Clause 2
Education and Skills Bill
10:30 am

David Laws (Shadow Secretary of State for Children, Schools and Families, Children, Schools and Families; Yeovil, Liberal Democrat)
Good morning, Mr. Bercow, to you and all Members of the Committee. It is a delight to be back again considering clause 2. I will speak relatively briefly on the amendments, because we covered quite similar ground—our concerns about the compulsion and criminalisation elements of the Bill—under clause 1. However, I would like to express the Liberal Democrats’ support for amendments Nos. 4 and 15, which would turn the provision into an entitlement rather than a duty.
That is very much in keeping with our approach to the Bill, and specifically our three concerns, the first of which relates to the Government’s approach to 16 and 17-year-olds in assuming that compulsion is reasonable, in spite of their adult status in many other respects. Secondly, we are concerned about the lack of flexibility and support for many vulnerable young people, which we discussed under clause 1. Thirdly, we are concerned about young people’s employment prospects, which we may discuss later. For those reasons, and because we believe that young people will engage more effectively with education and training if they do so on a voluntary basis, we support the amendments and await the Minister’s reply with interest.
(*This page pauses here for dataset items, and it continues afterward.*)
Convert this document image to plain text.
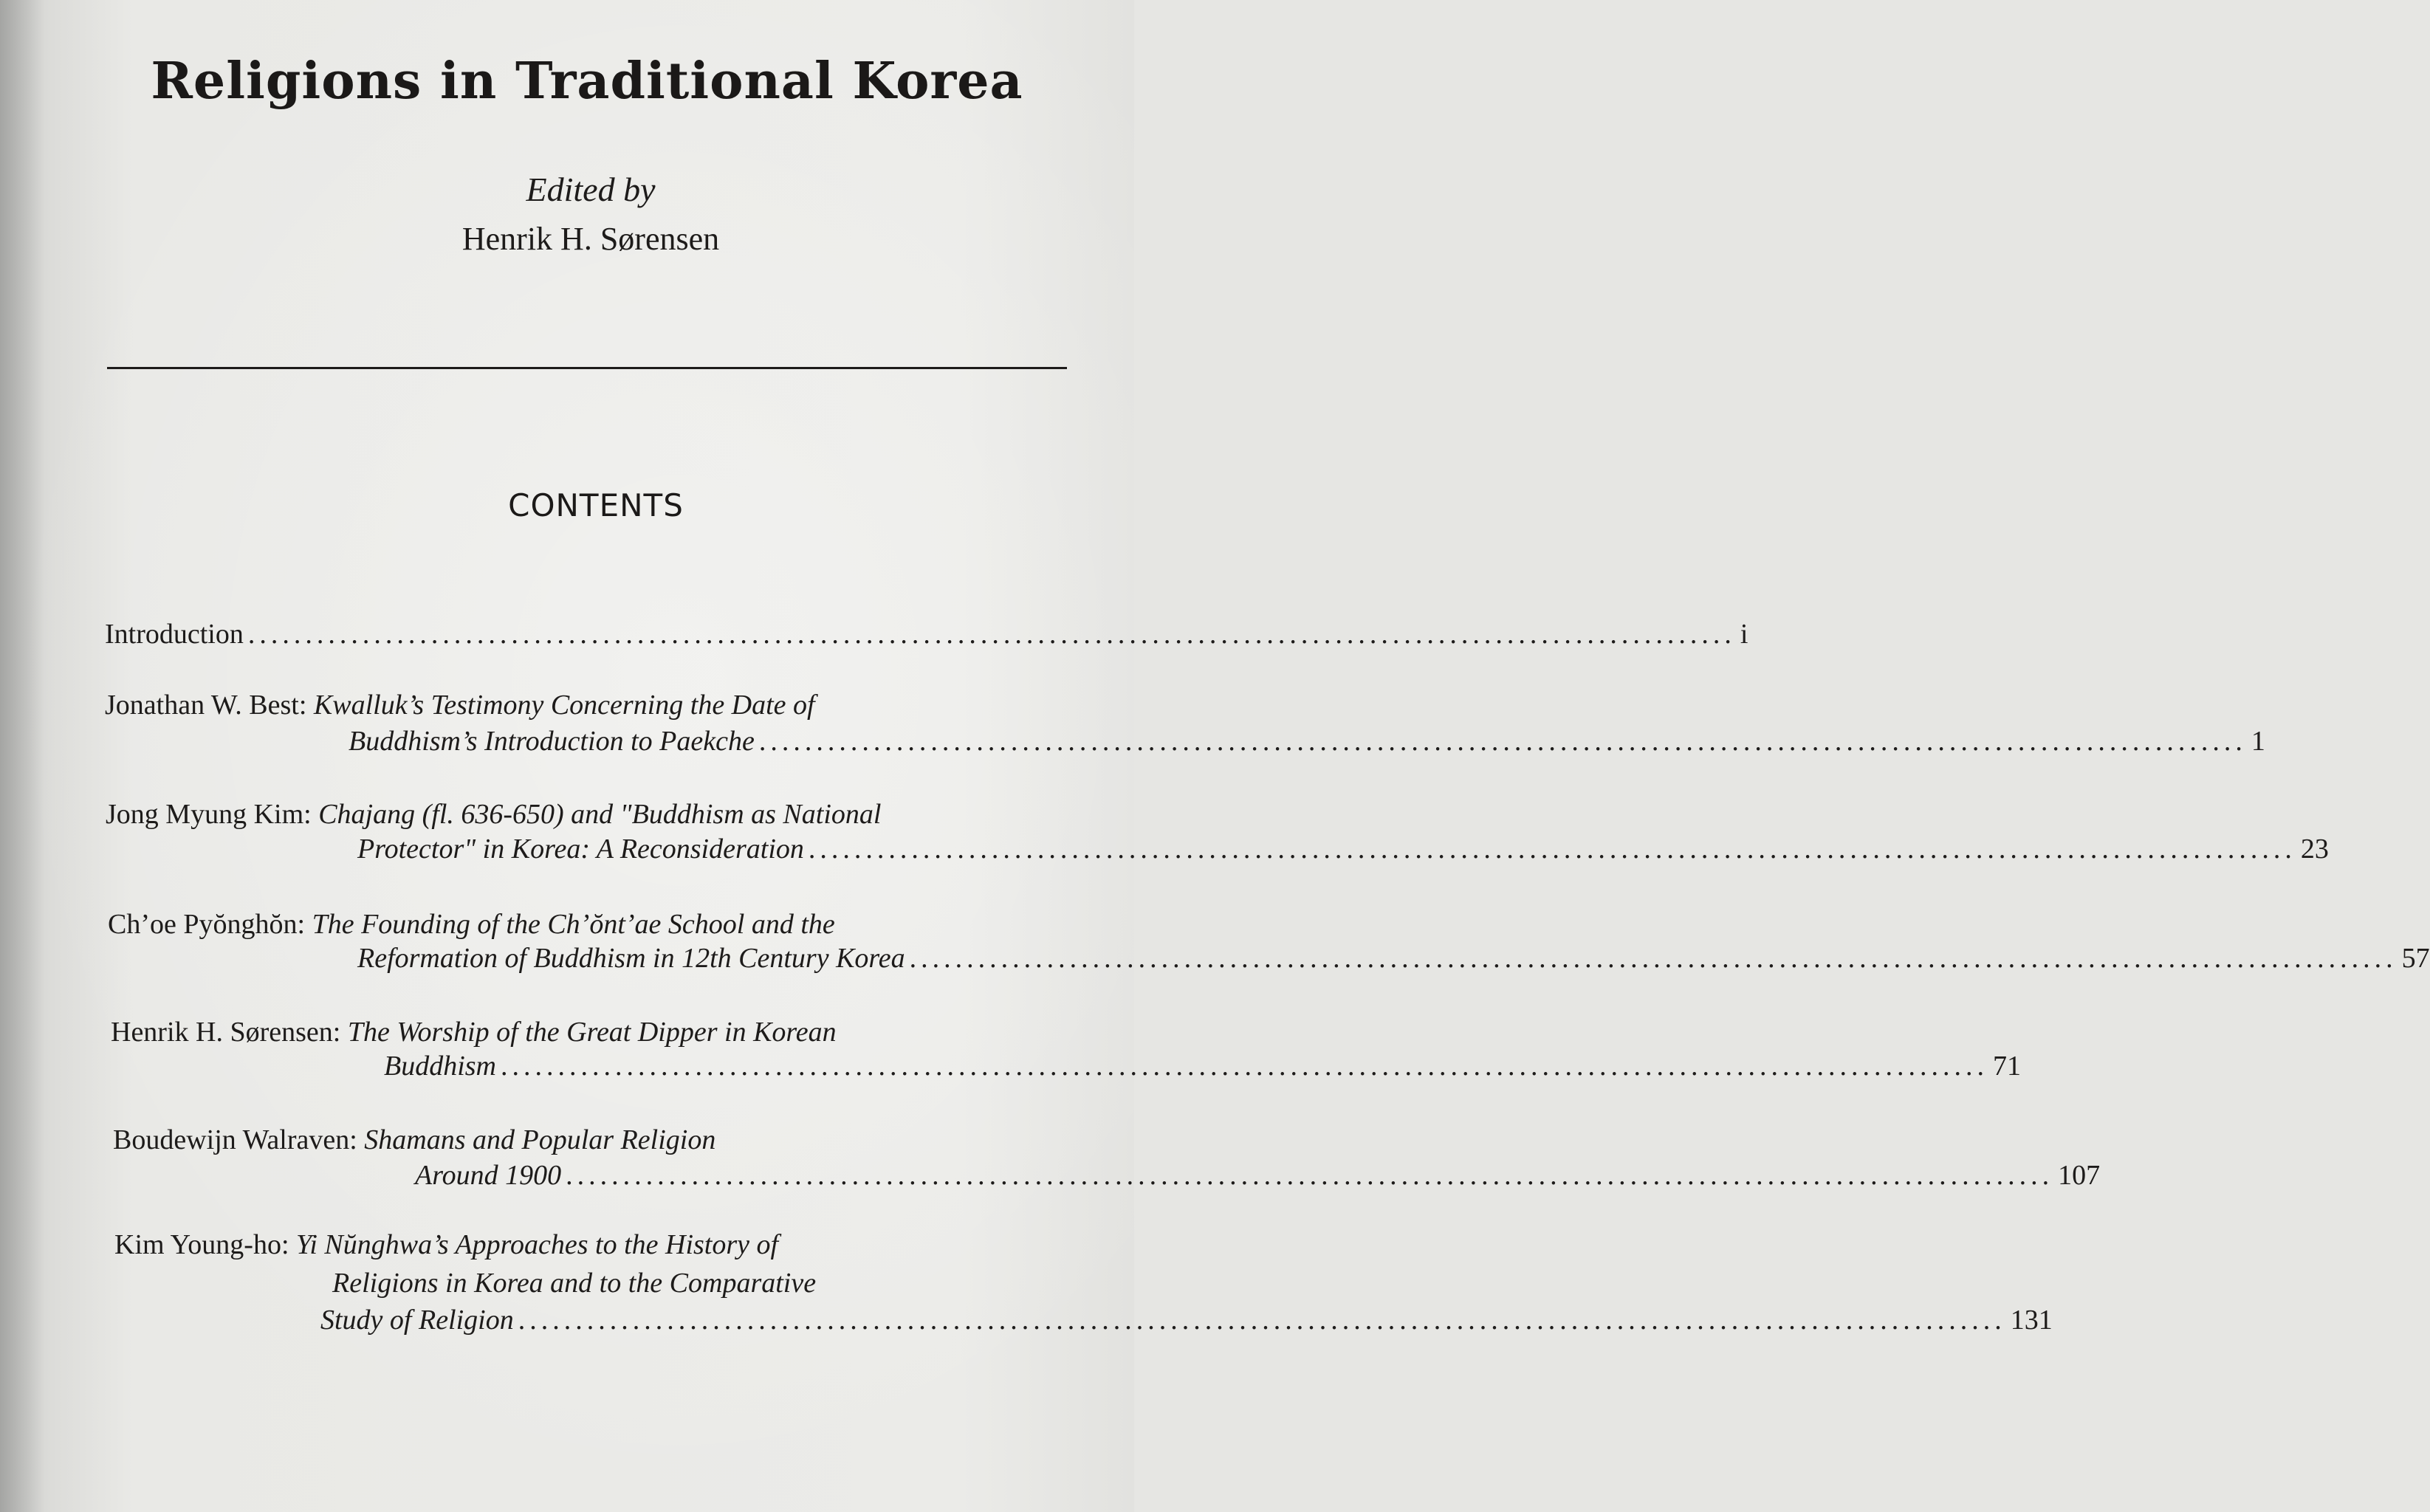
Religions in Traditional Korea
Edited by
Henrik H. Sørensen
CONTENTS
Introduction .................................................................................................................................. i
Jonathan W. Best: Kwalluk’s Testimony Concerning the Date of
Buddhism’s Introduction to Paekche .................................................................................................................................. 1
Jong Myung Kim: Chajang (fl. 636-650) and "Buddhism as National
Protector" in Korea: A Reconsideration .................................................................................................................................. 23
Ch’oe Pyŏnghŏn: The Founding of the Ch’ŏnt’ae School and the
Reformation of Buddhism in 12th Century Korea .................................................................................................................................. 57
Henrik H. Sørensen: The Worship of the Great Dipper in Korean
Buddhism .................................................................................................................................. 71
Boudewijn Walraven: Shamans and Popular Religion
Around 1900 .................................................................................................................................. 107
Kim Young-ho: Yi Nŭnghwa’s Approaches to the History of
Religions in Korea and to the Comparative
Study of Religion .................................................................................................................................. 131
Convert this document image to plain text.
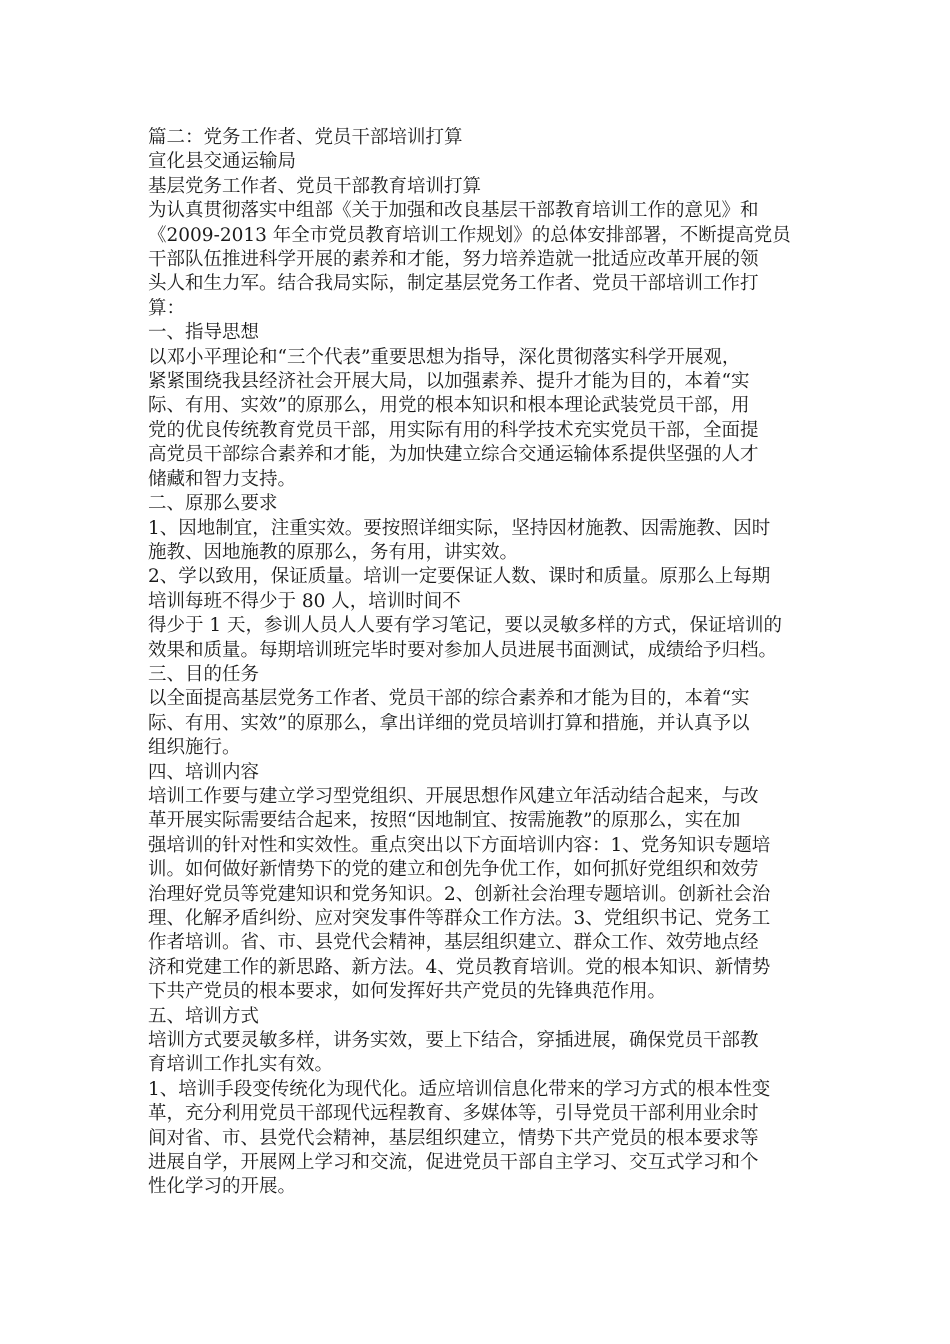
篇二：党务工作者、党员干部培训打算
宣化县交通运输局
基层党务工作者、党员干部教育培训打算
为认真贯彻落实中组部《关于加强和改良基层干部教育培训工作的意见》和
《2009-2013 年全市党员教育培训工作规划》的总体安排部署，不断提高党员
干部队伍推进科学开展的素养和才能，努力培养造就一批适应改革开展的领
头人和生力军。结合我局实际，制定基层党务工作者、党员干部培训工作打
算：
一、指导思想
以邓小平理论和“三个代表”重要思想为指导，深化贯彻落实科学开展观，
紧紧围绕我县经济社会开展大局，以加强素养、提升才能为目的，本着“实
际、有用、实效”的原那么，用党的根本知识和根本理论武装党员干部，用
党的优良传统教育党员干部，用实际有用的科学技术充实党员干部，全面提
高党员干部综合素养和才能，为加快建立综合交通运输体系提供坚强的人才
储藏和智力支持。
二、原那么要求
1、因地制宜，注重实效。要按照详细实际，坚持因材施教、因需施教、因时
施教、因地施教的原那么，务有用，讲实效。
2、学以致用，保证质量。培训一定要保证人数、课时和质量。原那么上每期
培训每班不得少于 80 人，培训时间不
得少于 1 天，参训人员人人要有学习笔记，要以灵敏多样的方式，保证培训的
效果和质量。每期培训班完毕时要对参加人员进展书面测试，成绩给予归档。
三、目的任务
以全面提高基层党务工作者、党员干部的综合素养和才能为目的，本着“实
际、有用、实效”的原那么，拿出详细的党员培训打算和措施，并认真予以
组织施行。
四、培训内容
培训工作要与建立学习型党组织、开展思想作风建立年活动结合起来，与改
革开展实际需要结合起来，按照“因地制宜、按需施教”的原那么，实在加
强培训的针对性和实效性。重点突出以下方面培训内容：1、党务知识专题培
训。如何做好新情势下的党的建立和创先争优工作，如何抓好党组织和效劳
治理好党员等党建知识和党务知识。2、创新社会治理专题培训。创新社会治
理、化解矛盾纠纷、应对突发事件等群众工作方法。3、党组织书记、党务工
作者培训。省、市、县党代会精神，基层组织建立、群众工作、效劳地点经
济和党建工作的新思路、新方法。4、党员教育培训。党的根本知识、新情势
下共产党员的根本要求，如何发挥好共产党员的先锋典范作用。
五、培训方式
培训方式要灵敏多样，讲务实效，要上下结合，穿插进展，确保党员干部教
育培训工作扎实有效。
1、培训手段变传统化为现代化。适应培训信息化带来的学习方式的根本性变
革，充分利用党员干部现代远程教育、多媒体等，引导党员干部利用业余时
间对省、市、县党代会精神，基层组织建立，情势下共产党员的根本要求等
进展自学，开展网上学习和交流，促进党员干部自主学习、交互式学习和个
性化学习的开展。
I want to pick up a couple of points made by the hon. Member for Bognor Regis and Littlehampton when he moved the amendments. He raised the issue of the sanctions which would follow if the amendments are not successful and if the provisions in the Bill remain an obligation rather than an entitlement. In his evidence to the Committee, the Minister stated his view that the Government’s estimates regarding the use of sanctions were at the bleak end of the scale of enforcement. We asked whether he would be willing to set out for us in detail in a written note, or perhaps in an oral response, what assumptions were used. In oral evidence, there was an indication that the assumptions
“are based very precisely on the nearest equivalent we can find in the existing system for the rates of default and so on.”——[Official Report, Education and Skills Public Bill Committee, 29 January 2008; c. 208, Q481.]
The Committee will remember that we had some very precise estimates of the effect of the sanctions, including 111 default orders, 667 parenting orders and 33 breaches of parenting orders. It would be interesting to know what the assumptions were and what were the nearest equivalent enforcement mechanisms that were used to produce those estimates. The Committee will want to consider whether those equivalent mechanisms for enforcement are comparable, given some of the challenges that will be faced as a result of the Bill.
Will the Minister say more about the relationship between the various categories of sanction that he set out in numerical terms in his evidence to the Committee? The following figures were given by the Minister: attendance notices, 6,000; fixed penalty notices, 1,500; youth court fines, 278; youth default orders, 111; parenting orders, 667; and breaches of parenting orders, 33. Looked at in very broad-brush terms, those figures suggest a compliance rate of 75 per cent. with attendance notices—I may be missing something—and 75 to 80 per cent. in relation to youth court fines. Many of us would feel that those estimates imply a high success rate in enforcement. We wonder whether those estimates of the effectiveness will be realised. Will the Minister say something about the underlying assumptions?